L'ex premier è in queste ore alle prese con la Costituente dei Cinque stelle, appuntamento enfatizzato dal quotidiano di riferimento che agita attorno a Conte il girotondo degli intellettuali di area, ricchi di consigli e rapidi nel voltafaccia, la fine amara che tanti segretari del Pd ben conoscono.
Ma la scontata vittoria dell'avvocato senza popolo su Beppe Grillo, non scioglie il nodo strategico: stare stabilmente nel centrosinistra, e non quasi per caso nel campo largo, che era un'invenzione senza storia, senza profondità, e dunque senza futuro. Le crepe delle coalizioni arriveranno da lì, da Salvini e Conte, leader decaduti, increduli di essere costretti a inseguire Meloni e Schlein.
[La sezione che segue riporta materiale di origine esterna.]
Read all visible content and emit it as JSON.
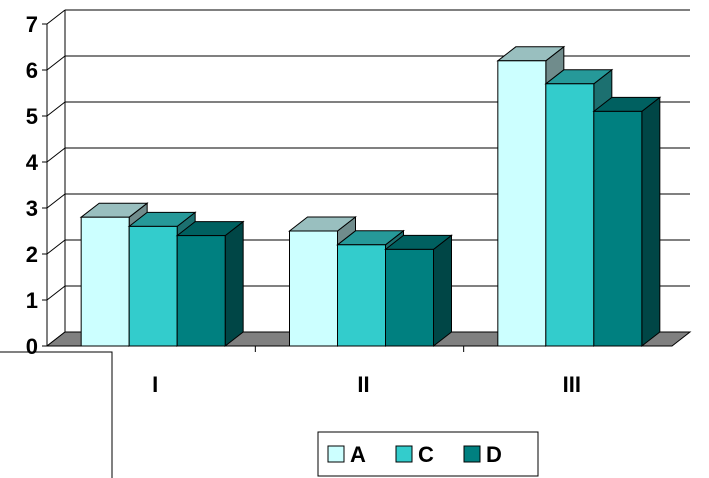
{
  "chart_data": {
    "type": "bar",
    "style": "3d-clustered-column",
    "categories": [
      "I",
      "II",
      "III"
    ],
    "series": [
      {
        "name": "A",
        "values": [
          2.8,
          2.5,
          6.2
        ],
        "color": "#CCFFFF"
      },
      {
        "name": "C",
        "values": [
          2.6,
          2.2,
          5.7
        ],
        "color": "#33CCCC"
      },
      {
        "name": "D",
        "values": [
          2.4,
          2.1,
          5.1
        ],
        "color": "#008080"
      }
    ],
    "y_ticks": [
      "0",
      "1",
      "2",
      "3",
      "4",
      "5",
      "6",
      "7"
    ],
    "ylim": [
      0,
      7
    ],
    "grid": true,
    "legend_position": "bottom-right",
    "colors": {
      "floor": "#808080",
      "gridline": "#000000",
      "wall": "#ffffff"
    }
  }
}
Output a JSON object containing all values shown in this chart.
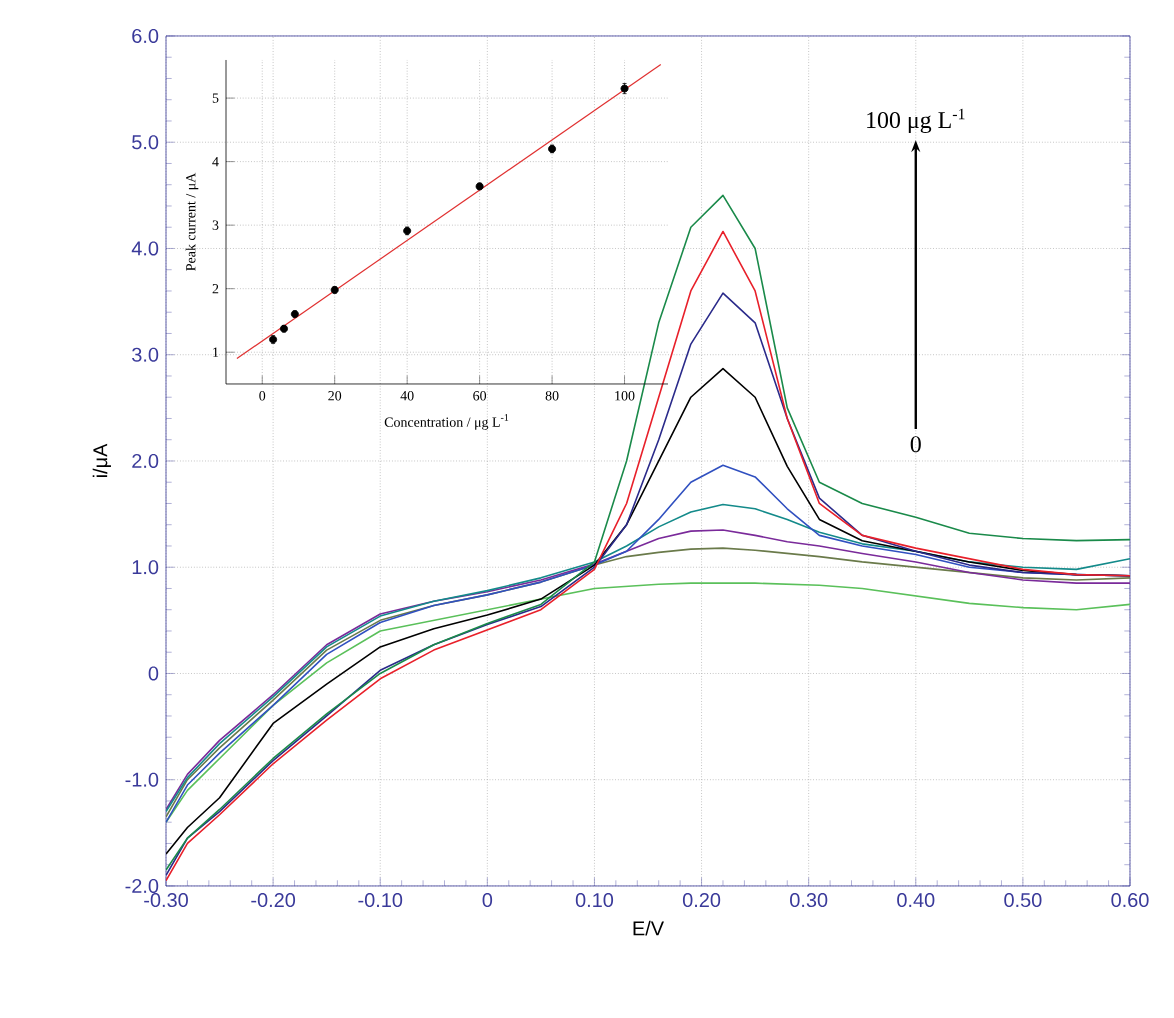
{
  "chart_data": [
    {
      "type": "line",
      "xlabel": "E/V",
      "ylabel": "i/μA",
      "xlim": [
        -0.3,
        0.6
      ],
      "ylim": [
        -2.0,
        6.0
      ],
      "xticks": [
        {
          "value": -0.3,
          "label": "-0.30"
        },
        {
          "value": -0.2,
          "label": "-0.20"
        },
        {
          "value": -0.1,
          "label": "-0.10"
        },
        0,
        {
          "value": 0.1,
          "label": "0.10"
        },
        {
          "value": 0.2,
          "label": "0.20"
        },
        {
          "value": 0.3,
          "label": "0.30"
        },
        {
          "value": 0.4,
          "label": "0.40"
        },
        {
          "value": 0.5,
          "label": "0.50"
        },
        {
          "value": 0.6,
          "label": "0.60"
        }
      ],
      "yticks": [
        {
          "value": -2,
          "label": "-2.0"
        },
        {
          "value": -1,
          "label": "-1.0"
        },
        0,
        {
          "value": 1,
          "label": "1.0"
        },
        {
          "value": 2,
          "label": "2.0"
        },
        {
          "value": 3,
          "label": "3.0"
        },
        {
          "value": 4,
          "label": "4.0"
        },
        {
          "value": 5,
          "label": "5.0"
        },
        {
          "value": 6,
          "label": "6.0"
        }
      ],
      "grid": true,
      "line_style": "solid",
      "annotations": [
        "100 μg L$^{-1}$",
        "0"
      ],
      "x": [
        -0.3,
        -0.28,
        -0.25,
        -0.2,
        -0.15,
        -0.1,
        -0.05,
        0,
        0.05,
        0.1,
        0.13,
        0.16,
        0.19,
        0.22,
        0.25,
        0.28,
        0.31,
        0.35,
        0.4,
        0.45,
        0.5,
        0.55,
        0.6
      ],
      "series": [
        {
          "color": "#5ac05a",
          "values": [
            -1.4,
            -1.1,
            -0.8,
            -0.3,
            0.1,
            0.4,
            0.5,
            0.6,
            0.7,
            0.8,
            0.82,
            0.84,
            0.85,
            0.85,
            0.85,
            0.84,
            0.83,
            0.8,
            0.73,
            0.66,
            0.62,
            0.6,
            0.65
          ]
        },
        {
          "color": "#6a7a4a",
          "values": [
            -1.35,
            -1.0,
            -0.7,
            -0.25,
            0.22,
            0.5,
            0.64,
            0.74,
            0.86,
            1.02,
            1.1,
            1.14,
            1.17,
            1.18,
            1.16,
            1.13,
            1.1,
            1.05,
            1.0,
            0.95,
            0.9,
            0.88,
            0.9
          ]
        },
        {
          "color": "#7a2a9a",
          "values": [
            -1.28,
            -0.95,
            -0.63,
            -0.2,
            0.27,
            0.56,
            0.68,
            0.77,
            0.88,
            1.03,
            1.15,
            1.27,
            1.34,
            1.35,
            1.3,
            1.24,
            1.2,
            1.13,
            1.05,
            0.95,
            0.88,
            0.85,
            0.85
          ]
        },
        {
          "color": "#138a8a",
          "values": [
            -1.3,
            -0.98,
            -0.66,
            -0.22,
            0.25,
            0.54,
            0.68,
            0.78,
            0.9,
            1.05,
            1.2,
            1.38,
            1.52,
            1.59,
            1.55,
            1.45,
            1.33,
            1.22,
            1.15,
            1.05,
            1.0,
            0.98,
            1.08
          ]
        },
        {
          "color": "#3050c0",
          "values": [
            -1.4,
            -1.05,
            -0.75,
            -0.3,
            0.18,
            0.48,
            0.64,
            0.74,
            0.86,
            1.02,
            1.15,
            1.45,
            1.8,
            1.96,
            1.85,
            1.55,
            1.3,
            1.2,
            1.12,
            1.0,
            0.95,
            0.93,
            0.92
          ]
        },
        {
          "color": "#000000",
          "values": [
            -1.7,
            -1.45,
            -1.17,
            -0.47,
            -0.1,
            0.25,
            0.42,
            0.55,
            0.7,
            1.02,
            1.4,
            2.0,
            2.6,
            2.87,
            2.6,
            1.95,
            1.45,
            1.25,
            1.15,
            1.05,
            0.97,
            0.93,
            0.92
          ]
        },
        {
          "color": "#2a2a8a",
          "values": [
            -1.9,
            -1.55,
            -1.3,
            -0.82,
            -0.4,
            0.03,
            0.27,
            0.46,
            0.63,
            1.0,
            1.4,
            2.2,
            3.1,
            3.58,
            3.3,
            2.4,
            1.65,
            1.3,
            1.15,
            1.02,
            0.95,
            0.93,
            0.92
          ]
        },
        {
          "color": "#e8202a",
          "values": [
            -1.95,
            -1.6,
            -1.33,
            -0.85,
            -0.44,
            -0.05,
            0.22,
            0.41,
            0.6,
            0.98,
            1.6,
            2.6,
            3.6,
            4.16,
            3.6,
            2.4,
            1.6,
            1.3,
            1.18,
            1.08,
            0.98,
            0.93,
            0.92
          ]
        },
        {
          "color": "#1a8a4a",
          "values": [
            -1.85,
            -1.55,
            -1.28,
            -0.8,
            -0.38,
            0.0,
            0.27,
            0.47,
            0.65,
            1.05,
            2.0,
            3.3,
            4.2,
            4.5,
            4.0,
            2.5,
            1.8,
            1.6,
            1.47,
            1.32,
            1.27,
            1.25,
            1.26
          ]
        }
      ]
    },
    {
      "type": "scatter",
      "xlabel": "Concentration / μg L$^{-1}$",
      "ylabel": "Peak current / μA",
      "xlim": [
        -10,
        112
      ],
      "ylim": [
        0.5,
        5.6
      ],
      "xticks": [
        0,
        20,
        40,
        60,
        80,
        100
      ],
      "yticks": [
        1,
        2,
        3,
        4,
        5
      ],
      "grid": true,
      "marker": "circle",
      "x": [
        3,
        6,
        9,
        20,
        40,
        60,
        80,
        100
      ],
      "series": [
        {
          "color": "#000000",
          "values": [
            1.2,
            1.37,
            1.6,
            1.98,
            2.91,
            3.61,
            4.2,
            5.15
          ],
          "errors": [
            0.06,
            0.05,
            0.05,
            0.05,
            0.06,
            0.05,
            0.06,
            0.08
          ]
        },
        {
          "type": "line",
          "marker": "none",
          "color": "#e03030",
          "x": [
            -7,
            110
          ],
          "values": [
            0.9,
            5.53
          ]
        }
      ]
    }
  ]
}
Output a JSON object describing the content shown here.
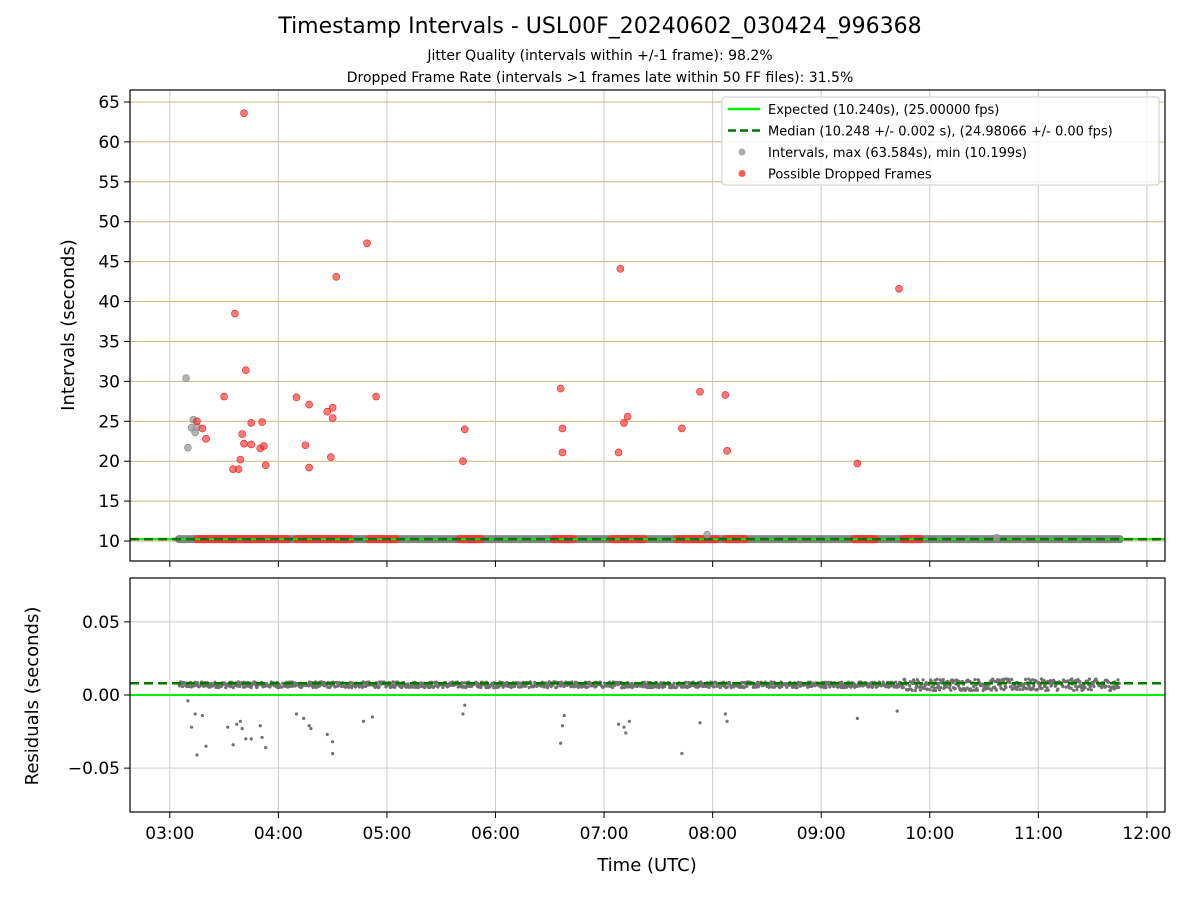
{
  "figure": {
    "title": "Timestamp Intervals - USL00F_20240602_030424_996368",
    "subtitle_jitter": "Jitter Quality (intervals within +/-1 frame): 98.2%",
    "subtitle_dropped": "Dropped Frame Rate (intervals >1 frames late within 50 FF files): 31.5%"
  },
  "chart_data": [
    {
      "type": "scatter",
      "panel": "top",
      "ylabel": "Intervals (seconds)",
      "xlabel": "",
      "xlim": [
        "02:38",
        "12:10"
      ],
      "ylim": [
        7.5,
        66.5
      ],
      "yticks": [
        10,
        15,
        20,
        25,
        30,
        35,
        40,
        45,
        50,
        55,
        60,
        65
      ],
      "xticks": [
        "03:00",
        "04:00",
        "05:00",
        "06:00",
        "07:00",
        "08:00",
        "09:00",
        "10:00",
        "11:00",
        "12:00"
      ],
      "grid": {
        "horizontal": true,
        "vertical": true,
        "hcolor": "#c8bc7a"
      },
      "legend_position": "top-right",
      "legend": [
        {
          "label": "Expected (10.240s), (25.00000 fps)",
          "kind": "line",
          "color": "#00ee00",
          "dash": false
        },
        {
          "label": "Median (10.248 +/- 0.002 s), (24.98066 +/- 0.00 fps)",
          "kind": "line",
          "color": "#007700",
          "dash": true
        },
        {
          "label": "Intervals, max (63.584s), min (10.199s)",
          "kind": "marker",
          "color": "#999999"
        },
        {
          "label": "Possible Dropped Frames",
          "kind": "marker",
          "color": "#ff3030"
        }
      ],
      "expected_line": 10.24,
      "median_line": 10.248,
      "interval_band": {
        "x_start": "03:05",
        "x_end": "11:45",
        "value": 10.24,
        "color": "#707070"
      },
      "series": [
        {
          "kind": "intervals",
          "color": "#999999",
          "points": [
            [
              "03:09",
              30.4
            ],
            [
              "03:10",
              21.7
            ],
            [
              "03:12",
              24.2
            ],
            [
              "03:13",
              25.2
            ],
            [
              "03:14",
              23.6
            ],
            [
              "03:15",
              24.3
            ],
            [
              "07:57",
              10.8
            ],
            [
              "10:37",
              10.4
            ]
          ]
        },
        {
          "kind": "dropped",
          "color": "#ff3030",
          "points": [
            [
              "03:41",
              63.6
            ],
            [
              "03:36",
              38.5
            ],
            [
              "03:42",
              31.4
            ],
            [
              "03:30",
              28.1
            ],
            [
              "03:15",
              25.0
            ],
            [
              "03:18",
              24.1
            ],
            [
              "03:20",
              22.8
            ],
            [
              "03:45",
              24.8
            ],
            [
              "03:51",
              24.9
            ],
            [
              "03:40",
              23.4
            ],
            [
              "03:41",
              22.2
            ],
            [
              "03:45",
              22.1
            ],
            [
              "03:50",
              21.6
            ],
            [
              "03:52",
              21.9
            ],
            [
              "03:39",
              20.2
            ],
            [
              "03:35",
              19.0
            ],
            [
              "03:38",
              19.0
            ],
            [
              "03:53",
              19.5
            ],
            [
              "04:10",
              28.0
            ],
            [
              "04:17",
              27.1
            ],
            [
              "04:15",
              22.0
            ],
            [
              "04:17",
              19.2
            ],
            [
              "04:27",
              26.2
            ],
            [
              "04:30",
              25.4
            ],
            [
              "04:30",
              26.7
            ],
            [
              "04:29",
              20.5
            ],
            [
              "04:32",
              43.1
            ],
            [
              "04:49",
              47.3
            ],
            [
              "04:54",
              28.1
            ],
            [
              "05:42",
              20.0
            ],
            [
              "05:43",
              24.0
            ],
            [
              "06:36",
              29.1
            ],
            [
              "06:37",
              21.1
            ],
            [
              "06:37",
              24.1
            ],
            [
              "07:09",
              44.1
            ],
            [
              "07:08",
              21.1
            ],
            [
              "07:11",
              24.8
            ],
            [
              "07:13",
              25.6
            ],
            [
              "07:43",
              24.1
            ],
            [
              "07:53",
              28.7
            ],
            [
              "08:07",
              28.3
            ],
            [
              "08:08",
              21.3
            ],
            [
              "09:20",
              19.7
            ],
            [
              "09:43",
              41.6
            ]
          ],
          "baseline_clusters": [
            [
              "03:15",
              "04:05"
            ],
            [
              "04:10",
              "04:40"
            ],
            [
              "04:50",
              "05:05"
            ],
            [
              "05:40",
              "05:52"
            ],
            [
              "06:32",
              "06:43"
            ],
            [
              "07:04",
              "07:22"
            ],
            [
              "07:40",
              "08:02"
            ],
            [
              "08:07",
              "08:18"
            ],
            [
              "09:18",
              "09:30"
            ],
            [
              "09:45",
              "09:55"
            ]
          ]
        }
      ]
    },
    {
      "type": "scatter",
      "panel": "bottom",
      "ylabel": "Residuals (seconds)",
      "xlabel": "Time (UTC)",
      "xlim": [
        "02:38",
        "12:10"
      ],
      "ylim": [
        -0.08,
        0.08
      ],
      "yticks": [
        -0.05,
        0.0,
        0.05
      ],
      "ytick_labels": [
        "−0.05",
        "0.00",
        "0.05"
      ],
      "xticks": [
        "03:00",
        "04:00",
        "05:00",
        "06:00",
        "07:00",
        "08:00",
        "09:00",
        "10:00",
        "11:00",
        "12:00"
      ],
      "grid": {
        "horizontal": true,
        "vertical": true,
        "hcolor": "#cccccc"
      },
      "expected_line": 0.0,
      "median_line": 0.008,
      "residual_band": {
        "x_start": "03:05",
        "x_end": "11:45",
        "center": 0.007,
        "spread_early": 0.002,
        "spread_late": 0.004,
        "late_from": "09:45",
        "color": "#707070"
      },
      "outliers": [
        [
          "03:10",
          -0.004
        ],
        [
          "03:12",
          -0.022
        ],
        [
          "03:14",
          -0.013
        ],
        [
          "03:15",
          -0.041
        ],
        [
          "03:18",
          -0.014
        ],
        [
          "03:20",
          -0.035
        ],
        [
          "03:32",
          -0.022
        ],
        [
          "03:35",
          -0.034
        ],
        [
          "03:37",
          -0.02
        ],
        [
          "03:39",
          -0.018
        ],
        [
          "03:40",
          -0.023
        ],
        [
          "03:42",
          -0.03
        ],
        [
          "03:45",
          -0.03
        ],
        [
          "03:50",
          -0.021
        ],
        [
          "03:51",
          -0.029
        ],
        [
          "03:53",
          -0.036
        ],
        [
          "04:10",
          -0.013
        ],
        [
          "04:14",
          -0.016
        ],
        [
          "04:17",
          -0.021
        ],
        [
          "04:18",
          -0.023
        ],
        [
          "04:27",
          -0.027
        ],
        [
          "04:30",
          -0.04
        ],
        [
          "04:30",
          -0.032
        ],
        [
          "04:47",
          -0.018
        ],
        [
          "04:52",
          -0.015
        ],
        [
          "05:42",
          -0.013
        ],
        [
          "05:43",
          -0.007
        ],
        [
          "06:36",
          -0.033
        ],
        [
          "06:37",
          -0.021
        ],
        [
          "06:38",
          -0.014
        ],
        [
          "07:08",
          -0.02
        ],
        [
          "07:11",
          -0.022
        ],
        [
          "07:12",
          -0.026
        ],
        [
          "07:14",
          -0.018
        ],
        [
          "07:43",
          -0.04
        ],
        [
          "07:53",
          -0.019
        ],
        [
          "08:07",
          -0.013
        ],
        [
          "08:08",
          -0.018
        ],
        [
          "09:20",
          -0.016
        ],
        [
          "09:42",
          -0.011
        ]
      ]
    }
  ]
}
Ora, però, ci sono mesi senza elezioni. Schlein non ha certo intenzione di affidare ad altri la guida dell'opposizione, ma neppure i rapporti con Meloni a centristi e retro-centristi (intesi come retroscenisti addetti ai centristi). Non lo ha fatto in Europa su Raffaele Fitto, come la premier sa bene, non lo non lo farà quando il parlamento voterà sui giudici della Consulta, e sarebbe un errore scambiare l'Aventino sulla Rai per cedevolezza. Ma la prossima tappa della sfida resta altrove, nel movimento nella società che chi costruisce l'alternativa è in grado di esprimere.